The Half-Blood Prince by J.K. Rowling
When I finished Order of the Phoenix, I really thought I’d seen the start of J.K. Rowling’s decline. I’ve seen it in famous authors before where it just seems they no longer care about the quality of the story. That book had chapters that captivated me, but they were tucked in amongst a lot off floating. Anyway, I could not have been more surprised by The Half-Blood Prince once I got rolling. My chapter system defeated me with this book, but not because I struggled to finish a chapter at just one sitting. Rather I had to force myself away and go on to other things. I don’t spoil, so I can’t give any examples, but even with someone spoiling for me the “who dies” question, there were enough other surprises to have me stunned at the end. I’d pegged who owned the potions book before, but that was a minor reveal compared to what else happened in the book. I can’t believe how quickly I read through it and am really looking forward to the next one, something I couldn’t say with Order of the Phoenix. I guess the bottom line is that I am impressed and no longer think she’s started to decline :).
Thunderstruck by Roxanne St. Claire
(Acquired: We Hear You)
I’ve mentioned this romance novel in several conversations because it demonstrated something successfully that I was trying to work out in my mind: how to withhold information within the POV of the knowledgeable character without the reader feeling cheated. It was a good story with a bit of intrigue, a bit of mystery, a good cross between instinctive chemistry and the determination to fight it for good reasons.
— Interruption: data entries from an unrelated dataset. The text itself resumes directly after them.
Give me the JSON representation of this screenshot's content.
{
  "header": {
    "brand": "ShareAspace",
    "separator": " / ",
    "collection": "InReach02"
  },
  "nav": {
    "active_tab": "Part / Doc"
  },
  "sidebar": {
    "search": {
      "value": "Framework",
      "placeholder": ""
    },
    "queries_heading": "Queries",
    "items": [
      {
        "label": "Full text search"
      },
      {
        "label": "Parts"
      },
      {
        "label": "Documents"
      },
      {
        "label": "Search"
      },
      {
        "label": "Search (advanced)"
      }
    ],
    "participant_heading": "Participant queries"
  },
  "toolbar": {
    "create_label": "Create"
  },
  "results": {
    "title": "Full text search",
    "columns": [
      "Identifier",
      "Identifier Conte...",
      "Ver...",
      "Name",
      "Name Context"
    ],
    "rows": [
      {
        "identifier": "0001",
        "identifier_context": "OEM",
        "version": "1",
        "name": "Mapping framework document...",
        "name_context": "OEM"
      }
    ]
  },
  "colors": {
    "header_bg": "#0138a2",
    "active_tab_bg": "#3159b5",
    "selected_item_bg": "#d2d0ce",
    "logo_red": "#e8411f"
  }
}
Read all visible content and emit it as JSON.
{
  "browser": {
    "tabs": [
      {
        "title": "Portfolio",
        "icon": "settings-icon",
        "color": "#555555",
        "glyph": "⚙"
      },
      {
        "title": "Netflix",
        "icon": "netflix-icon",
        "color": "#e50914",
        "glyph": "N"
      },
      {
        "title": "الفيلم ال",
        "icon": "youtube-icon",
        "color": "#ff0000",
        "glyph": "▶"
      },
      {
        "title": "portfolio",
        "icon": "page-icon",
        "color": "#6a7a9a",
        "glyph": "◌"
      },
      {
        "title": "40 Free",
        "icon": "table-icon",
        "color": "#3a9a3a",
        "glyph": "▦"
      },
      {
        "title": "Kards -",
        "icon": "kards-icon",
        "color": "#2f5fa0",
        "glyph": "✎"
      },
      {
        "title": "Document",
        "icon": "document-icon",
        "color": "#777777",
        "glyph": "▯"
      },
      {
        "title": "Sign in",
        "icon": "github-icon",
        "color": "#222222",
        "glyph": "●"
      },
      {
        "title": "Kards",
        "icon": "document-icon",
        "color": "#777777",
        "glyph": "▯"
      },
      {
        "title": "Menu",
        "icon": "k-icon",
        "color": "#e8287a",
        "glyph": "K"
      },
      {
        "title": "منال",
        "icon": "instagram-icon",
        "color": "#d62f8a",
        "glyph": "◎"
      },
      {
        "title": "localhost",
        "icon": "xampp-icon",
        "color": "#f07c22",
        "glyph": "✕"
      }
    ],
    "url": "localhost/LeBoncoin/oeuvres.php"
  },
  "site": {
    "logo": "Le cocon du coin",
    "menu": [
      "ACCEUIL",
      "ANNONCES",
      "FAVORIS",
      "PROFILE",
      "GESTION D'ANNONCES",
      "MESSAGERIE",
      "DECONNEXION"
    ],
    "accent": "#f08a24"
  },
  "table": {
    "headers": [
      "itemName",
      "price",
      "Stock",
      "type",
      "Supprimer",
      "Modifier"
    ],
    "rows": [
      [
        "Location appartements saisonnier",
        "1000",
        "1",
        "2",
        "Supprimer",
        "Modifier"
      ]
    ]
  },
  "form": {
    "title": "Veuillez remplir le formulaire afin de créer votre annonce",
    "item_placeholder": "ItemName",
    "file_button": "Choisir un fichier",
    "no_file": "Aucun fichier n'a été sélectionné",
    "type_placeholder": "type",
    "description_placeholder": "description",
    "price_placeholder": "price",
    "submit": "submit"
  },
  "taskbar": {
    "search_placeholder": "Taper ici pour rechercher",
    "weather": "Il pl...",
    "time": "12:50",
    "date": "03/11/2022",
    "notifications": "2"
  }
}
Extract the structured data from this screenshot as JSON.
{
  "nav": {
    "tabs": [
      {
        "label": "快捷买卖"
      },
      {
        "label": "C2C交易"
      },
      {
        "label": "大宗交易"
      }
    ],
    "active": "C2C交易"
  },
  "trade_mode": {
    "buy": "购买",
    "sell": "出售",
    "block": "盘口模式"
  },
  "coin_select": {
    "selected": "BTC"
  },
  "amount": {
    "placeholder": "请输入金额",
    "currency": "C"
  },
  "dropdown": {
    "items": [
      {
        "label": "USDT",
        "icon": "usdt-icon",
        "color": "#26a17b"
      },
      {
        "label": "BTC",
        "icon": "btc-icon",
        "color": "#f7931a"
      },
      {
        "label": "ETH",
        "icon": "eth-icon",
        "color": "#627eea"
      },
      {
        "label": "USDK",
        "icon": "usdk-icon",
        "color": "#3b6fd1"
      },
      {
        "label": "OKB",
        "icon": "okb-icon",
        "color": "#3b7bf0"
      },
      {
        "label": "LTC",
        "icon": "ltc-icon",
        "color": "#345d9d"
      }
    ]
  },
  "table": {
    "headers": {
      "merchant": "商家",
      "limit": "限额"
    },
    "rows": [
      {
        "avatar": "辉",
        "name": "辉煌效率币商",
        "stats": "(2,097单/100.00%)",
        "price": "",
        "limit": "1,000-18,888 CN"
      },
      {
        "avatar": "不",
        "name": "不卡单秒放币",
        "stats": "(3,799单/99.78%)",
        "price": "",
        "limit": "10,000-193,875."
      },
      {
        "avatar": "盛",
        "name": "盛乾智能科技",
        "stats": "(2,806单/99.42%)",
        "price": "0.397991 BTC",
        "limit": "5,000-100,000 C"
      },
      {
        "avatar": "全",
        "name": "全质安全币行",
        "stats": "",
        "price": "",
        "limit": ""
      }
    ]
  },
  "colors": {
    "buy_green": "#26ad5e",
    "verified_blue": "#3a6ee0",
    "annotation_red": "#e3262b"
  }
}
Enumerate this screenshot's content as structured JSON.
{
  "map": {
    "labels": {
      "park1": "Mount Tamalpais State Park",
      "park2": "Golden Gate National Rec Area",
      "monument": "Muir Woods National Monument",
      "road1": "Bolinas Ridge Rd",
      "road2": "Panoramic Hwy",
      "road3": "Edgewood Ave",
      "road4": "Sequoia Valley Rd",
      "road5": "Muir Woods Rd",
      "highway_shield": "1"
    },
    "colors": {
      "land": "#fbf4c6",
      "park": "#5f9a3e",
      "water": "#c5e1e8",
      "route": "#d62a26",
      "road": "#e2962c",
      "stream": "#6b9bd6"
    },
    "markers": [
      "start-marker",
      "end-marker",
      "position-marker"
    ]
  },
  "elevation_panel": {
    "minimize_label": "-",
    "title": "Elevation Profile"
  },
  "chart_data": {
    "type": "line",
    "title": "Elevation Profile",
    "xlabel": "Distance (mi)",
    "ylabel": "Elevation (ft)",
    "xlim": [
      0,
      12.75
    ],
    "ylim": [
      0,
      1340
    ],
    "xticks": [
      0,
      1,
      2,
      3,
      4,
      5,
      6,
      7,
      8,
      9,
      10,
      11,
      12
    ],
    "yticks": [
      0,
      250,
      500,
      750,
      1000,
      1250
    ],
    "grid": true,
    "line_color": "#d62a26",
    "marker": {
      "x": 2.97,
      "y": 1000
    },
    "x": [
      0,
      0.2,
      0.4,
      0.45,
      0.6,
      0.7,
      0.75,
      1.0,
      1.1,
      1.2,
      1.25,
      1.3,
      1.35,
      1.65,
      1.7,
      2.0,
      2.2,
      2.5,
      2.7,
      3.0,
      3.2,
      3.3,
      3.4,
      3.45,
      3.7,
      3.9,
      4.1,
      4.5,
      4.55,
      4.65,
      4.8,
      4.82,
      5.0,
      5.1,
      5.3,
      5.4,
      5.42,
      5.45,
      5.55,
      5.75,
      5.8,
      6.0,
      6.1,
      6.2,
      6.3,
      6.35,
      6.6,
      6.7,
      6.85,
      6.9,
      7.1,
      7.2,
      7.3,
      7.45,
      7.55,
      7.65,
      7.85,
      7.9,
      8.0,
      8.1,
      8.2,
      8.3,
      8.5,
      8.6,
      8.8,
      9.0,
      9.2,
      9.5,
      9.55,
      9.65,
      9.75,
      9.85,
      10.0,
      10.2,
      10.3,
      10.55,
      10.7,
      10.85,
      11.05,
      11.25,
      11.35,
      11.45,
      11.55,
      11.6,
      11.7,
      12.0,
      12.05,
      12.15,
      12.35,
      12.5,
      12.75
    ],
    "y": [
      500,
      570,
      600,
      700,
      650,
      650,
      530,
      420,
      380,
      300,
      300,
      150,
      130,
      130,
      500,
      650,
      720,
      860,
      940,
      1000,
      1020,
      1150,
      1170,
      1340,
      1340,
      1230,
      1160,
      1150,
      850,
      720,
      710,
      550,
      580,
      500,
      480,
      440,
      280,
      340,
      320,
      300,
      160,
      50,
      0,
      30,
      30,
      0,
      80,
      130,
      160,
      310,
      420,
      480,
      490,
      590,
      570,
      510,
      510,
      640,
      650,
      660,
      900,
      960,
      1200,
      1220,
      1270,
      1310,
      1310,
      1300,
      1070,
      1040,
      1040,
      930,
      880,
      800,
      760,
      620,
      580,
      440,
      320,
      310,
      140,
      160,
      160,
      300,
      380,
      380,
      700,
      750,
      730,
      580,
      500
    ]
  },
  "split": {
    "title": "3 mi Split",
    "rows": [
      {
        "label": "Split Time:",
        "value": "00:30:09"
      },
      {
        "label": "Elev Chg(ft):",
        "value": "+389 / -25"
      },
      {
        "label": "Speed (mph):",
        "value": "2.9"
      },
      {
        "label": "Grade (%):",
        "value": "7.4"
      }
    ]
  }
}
I usually enjoy almost every romance novel I read because they tend to be good at meeting specific expectations. So far I’ve been very impressed by the Harlequin NASCAR line just because the two I’ve read have managed to give me good emotions while also giving a strong showing compared to other books that aren’t constrained by the restrictions of happily ever after. I’m also happy to see the greater focus on both sides of the picture, male and female, because it makes the romance a matter of two lives coming together and working through issues rather than a more limited focus.